Weder die Siebenzahl der Sakramente, die Luther bestritten hatte, noch das Priestersakrament, noch das Papsttum wurden in der CA genannt. Die Grundkonflikte mit Rom und Kaiser wurden umschifft. In dem eigentlichen Hauptartikel 28 wurde den Bischöfen sogar weltliche Gewalt gestattet. Hingegen wurden die Täufer, als deren Lehrer die Reformatoren attackiert worden waren, massiv angegriffen. Die Augsburger Konfessoren lenkten den Vorwurf des Aufruhrs, der von Kaiser und Papst gegen sie erhoben wurde, auf die Täufer um. An fünf Stellen wurden sie in der CA ausdrücklich verdammt.

Nach dem Bauernkrieg hatte Luther selbst Abstand vom allgemeinen Priestertum genommen. Eck hatte das in seinen 404 Artikeln als lutherische Kernketzerei angegriffen. Die Täufer hatten es gefordert, der erste der Zwölf Artikel der Bauern lautete: freie Pfarrerwahl. In der CA blieb das allgemeine Priestertum nicht nur unerwähnt. Mit zwei Artikeln wurde es sogar vom Tisch gewischt: das Amt sei von Gott eingesetzt (CA 5, 14), es werde nur "ordentlich ins Amt berufen". Das Laienpriestertum blieb Forderung der frühen Reformatoren, wurde nun zurückgenommen und ist seither ein umstrittenes Feld im Protestantismus.

An wichtigen Stellen wurden Schriftauslegungen der Bauern und der Täufer im sogenannten Schleitheimer Bekenntnis (1527) abgewiesen: so das Eidverbot, die Waffen- und Gewaltlosigkeit aus der Bergpredigt oder die Zurückweisung der Kindertaufe durch die Täufer, die hierfür keinen biblischen Beleg fanden.

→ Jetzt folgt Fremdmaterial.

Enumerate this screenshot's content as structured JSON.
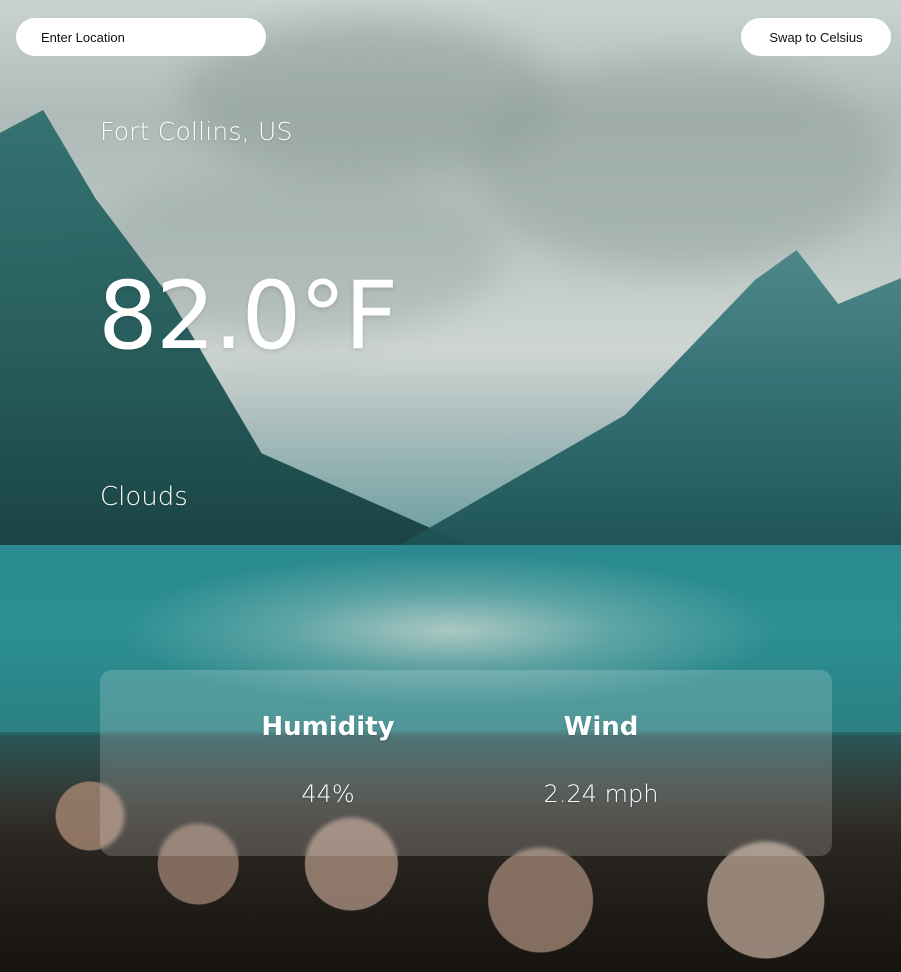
{
  "search": {
    "placeholder": "Enter Location",
    "value": ""
  },
  "actions": {
    "swap_label": "Swap to Celsius"
  },
  "weather": {
    "location": "Fort Collins, US",
    "temperature": "82.0°F",
    "condition": "Clouds"
  },
  "stats": {
    "humidity": {
      "label": "Humidity",
      "value": "44%"
    },
    "wind": {
      "label": "Wind",
      "value": "2.24 mph"
    }
  }
}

Die Auslegungsfreiheit, die nach der Verdolmetschung Luthers in Anspruch genommen wurde, ist in der CA wieder aufgehoben worden.

Grundzüge des reformatorischen Programms sind in der CA als Verteidigung generiert, umgedeutet und zementiert worden. Ziele der Konfessoren um Melanchthon waren: Legalität – gegenüber Kaiser und Reich; Katholizität – Zurückweisung des Häresievorwurfs sowie Behauptung der Orthodoxie; Biblizität – Absicherung oder auch Zurückweisung theologischer Aussagen durch biblische Referenzen. Die CA erweist sich als Produkt der Polemik in einer theologisch und juristisch prekären Situation, aber nicht als in Freiheit formuliertes Bekenntnis mit universaler Gültigkeit. Als sie gedruckt war, entbrannten die Debatten um ihre rechtmäßige und „wahre“ Auslegung.

Der Autor ist Professor für Kirchengeschichte an der Universität Halle.